Energieakkoord voor duurzame groei

Ondertekening van het akkoord (bron: ministerie van Economische Zaken)

Het Energieakkoord voor duurzame groei, kortweg het Energieakkoord, is een Nederlandse overeenkomst uit 2013 tussen de overheid en ruim veertig organisaties over energiebesparing, duurzame energie en klimaatmaatregelen. In 2019 werd het Klimaatakkoord de opvolger van het Energieakkoord.

Maatregelen en doelen[bewerken | brontekst bewerken]

Het doel van de afspraken is een betaalbare en schone energievoorziening verkrijgen. Ook wil men werkgelegenheid scheppen en economische kansen voor Nederland in de schone technologiemarkten benutten. Dit zijn de belangrijkste afspraken[1]:

  • 1000 extra windturbines.
  • sluiten van vijf Nederlandse kolencentrales die in de jaren tachtig zijn gebouwd. Concreet worden drie kolencentrales (waaronder Borssele) per 1 januari 2016 gesloten en de laatste twee (Maasvlakte I en II) volgen per 1 juli 2017.
  • In 2020 zal 14% van alle energie duurzaam worden opgewekt en dit moet dat oplopen tot 16% in 2023.
  • Het kabinet investeert € 400 miljoen in de isolatie van huurwoningen.
  • Woningeigenaren en (ver)huurders die nog geen energielabel hebben, krijgen vanaf 2015 een voorlopig energielabel.
  • Huiseigenaren kunnen voordelig geld lenen voor energiebesparende maatregelen. Dit geld komt uit een energiebespaarfonds van € 600 miljoen.
  • Alle investeringen in duurzame energie en energiebesparing leveren samen 15.000 banen op.
  • Inzet om binnen Europa om de emissiehandel van koolstofdioxide (CO2) te verbeteren. In 2050 moet dit leiden tot minstens 80% minder uitstoot.
  • Wie samen met anderen duurzaam elektriciteit opwekt, betaalt een lager energiebelastingtarief.

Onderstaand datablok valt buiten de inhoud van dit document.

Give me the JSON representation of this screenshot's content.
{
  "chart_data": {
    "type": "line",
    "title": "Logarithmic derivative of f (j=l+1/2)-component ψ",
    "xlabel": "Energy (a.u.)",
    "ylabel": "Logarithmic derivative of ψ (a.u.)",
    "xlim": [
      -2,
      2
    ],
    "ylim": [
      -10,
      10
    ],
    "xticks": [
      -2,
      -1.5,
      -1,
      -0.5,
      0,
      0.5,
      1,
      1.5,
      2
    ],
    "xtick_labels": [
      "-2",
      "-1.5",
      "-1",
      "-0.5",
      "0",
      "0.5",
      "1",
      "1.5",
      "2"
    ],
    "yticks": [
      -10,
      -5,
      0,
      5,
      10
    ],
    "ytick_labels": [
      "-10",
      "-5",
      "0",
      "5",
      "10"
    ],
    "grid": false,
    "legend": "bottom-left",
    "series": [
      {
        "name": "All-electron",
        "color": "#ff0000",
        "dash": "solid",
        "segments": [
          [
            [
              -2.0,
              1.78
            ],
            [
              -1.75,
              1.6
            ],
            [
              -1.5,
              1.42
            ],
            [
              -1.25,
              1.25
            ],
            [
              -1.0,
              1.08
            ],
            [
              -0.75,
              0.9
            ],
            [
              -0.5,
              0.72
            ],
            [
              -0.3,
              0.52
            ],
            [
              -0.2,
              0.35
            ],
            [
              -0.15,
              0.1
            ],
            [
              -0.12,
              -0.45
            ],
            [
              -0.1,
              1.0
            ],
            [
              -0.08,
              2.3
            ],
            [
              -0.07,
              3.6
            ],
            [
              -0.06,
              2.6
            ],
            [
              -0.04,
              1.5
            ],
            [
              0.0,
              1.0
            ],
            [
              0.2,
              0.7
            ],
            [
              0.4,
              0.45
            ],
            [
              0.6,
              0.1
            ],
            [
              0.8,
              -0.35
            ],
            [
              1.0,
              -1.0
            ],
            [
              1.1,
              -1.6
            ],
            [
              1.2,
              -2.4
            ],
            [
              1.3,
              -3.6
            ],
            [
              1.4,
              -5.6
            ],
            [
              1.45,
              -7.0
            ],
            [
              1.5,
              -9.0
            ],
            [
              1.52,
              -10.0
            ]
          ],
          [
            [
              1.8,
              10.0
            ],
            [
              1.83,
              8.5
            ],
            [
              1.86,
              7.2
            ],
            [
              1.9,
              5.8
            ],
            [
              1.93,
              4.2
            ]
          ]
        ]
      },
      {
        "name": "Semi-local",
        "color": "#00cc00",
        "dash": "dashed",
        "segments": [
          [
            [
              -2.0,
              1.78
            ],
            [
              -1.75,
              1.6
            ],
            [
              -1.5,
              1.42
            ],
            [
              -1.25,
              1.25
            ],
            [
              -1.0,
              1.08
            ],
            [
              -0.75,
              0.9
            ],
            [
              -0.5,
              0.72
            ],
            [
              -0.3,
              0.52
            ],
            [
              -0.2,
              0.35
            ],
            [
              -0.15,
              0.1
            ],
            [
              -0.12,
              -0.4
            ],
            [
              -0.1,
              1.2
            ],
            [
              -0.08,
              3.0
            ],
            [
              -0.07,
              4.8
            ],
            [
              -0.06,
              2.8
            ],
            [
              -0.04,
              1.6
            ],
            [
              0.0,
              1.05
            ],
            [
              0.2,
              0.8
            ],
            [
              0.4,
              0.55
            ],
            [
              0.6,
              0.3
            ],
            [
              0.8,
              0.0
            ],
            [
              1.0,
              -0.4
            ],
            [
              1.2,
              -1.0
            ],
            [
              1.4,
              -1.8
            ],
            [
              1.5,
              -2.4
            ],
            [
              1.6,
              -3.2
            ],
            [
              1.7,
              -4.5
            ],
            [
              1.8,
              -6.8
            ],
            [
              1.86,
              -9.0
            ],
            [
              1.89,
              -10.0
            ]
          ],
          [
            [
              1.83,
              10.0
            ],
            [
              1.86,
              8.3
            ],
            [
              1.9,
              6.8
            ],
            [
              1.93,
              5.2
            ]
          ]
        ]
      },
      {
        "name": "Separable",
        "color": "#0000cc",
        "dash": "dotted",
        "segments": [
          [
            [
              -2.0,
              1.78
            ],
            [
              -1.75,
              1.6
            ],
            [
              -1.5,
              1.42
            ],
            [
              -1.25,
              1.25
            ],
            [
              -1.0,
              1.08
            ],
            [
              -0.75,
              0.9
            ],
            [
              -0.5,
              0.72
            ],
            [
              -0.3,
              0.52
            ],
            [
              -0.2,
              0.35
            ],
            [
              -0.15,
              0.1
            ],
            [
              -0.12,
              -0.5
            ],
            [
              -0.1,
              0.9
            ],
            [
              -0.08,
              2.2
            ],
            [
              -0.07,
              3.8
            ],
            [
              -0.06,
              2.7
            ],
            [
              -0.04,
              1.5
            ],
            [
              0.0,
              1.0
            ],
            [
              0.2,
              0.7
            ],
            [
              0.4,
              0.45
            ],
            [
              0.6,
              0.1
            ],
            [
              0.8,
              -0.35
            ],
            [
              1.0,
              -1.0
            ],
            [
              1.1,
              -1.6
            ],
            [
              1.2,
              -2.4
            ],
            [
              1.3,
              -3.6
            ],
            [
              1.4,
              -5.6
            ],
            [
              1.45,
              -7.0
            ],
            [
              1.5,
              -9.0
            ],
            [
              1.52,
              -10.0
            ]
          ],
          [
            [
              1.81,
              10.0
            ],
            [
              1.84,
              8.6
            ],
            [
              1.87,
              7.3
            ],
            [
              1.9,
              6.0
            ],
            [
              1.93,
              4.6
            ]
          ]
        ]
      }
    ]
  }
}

Volgens de berekeningen van PBL en ECN kan het Energieakkoord in 2020 leiden tot een maximaal aandeel hernieuwbare energie van 14%. Deze indicatie gaat uit van maximale effectiviteit van de afspraken in het Energieakkoord. Dit is het minimale percentage dat Nederland heeft toegezegd in te zetten op Europees niveau. In 2022 steeg de hoeveelheid hernieuwbare energie van 13% naar 15%.[2]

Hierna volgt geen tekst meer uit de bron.